Unfortunately, the rule is not mandatory; each Congress can decide whether to follow it. And House Republicans have repeatedly decided not to, including in 2011, forcing a separate vote to raise the debt limit. That vote, once viewed as routine, has now repeatedly paralyzed the U.S. and threatened to derail the economy.
Well, why did that happen starting in 2011? Because Senate Democrats haven’t passed a normal budget resolution since April 2009, that’s why. Republicans would have no trouble linking debt limits to budget resolutions, if they could only get Senate Democrats to produce one. It’s been well over 1,350 days since the House has seen one from the Senate, even though the Republican-controlled House passed one every year, as required by law. Issues like tax rates, spending levels, and the debt ceiling would get resolved in conference committees — but that would require Democrats to go on record for a normal level of federal spending, rather than use continuing resolutions to sustain the inflated FY2009 levels of the financial crisis as the baseline.

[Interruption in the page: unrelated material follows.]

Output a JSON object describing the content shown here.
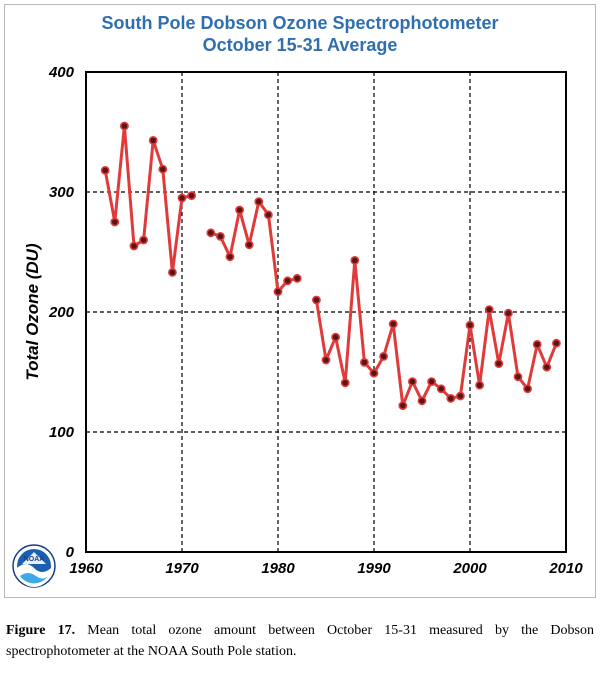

That’s why the expiration of the current continuing resolution on March 27th provides Republicans with the highest ground on which to find for spending cuts. It specifically attacks the real problems — spending and a lack of normal order — while shrugging off the debt ceiling as a symptom. But that will also take some significant messaging by Republicans in order to shape the political battlefield, and this poll shows that the GOP has a long way to go on even that score.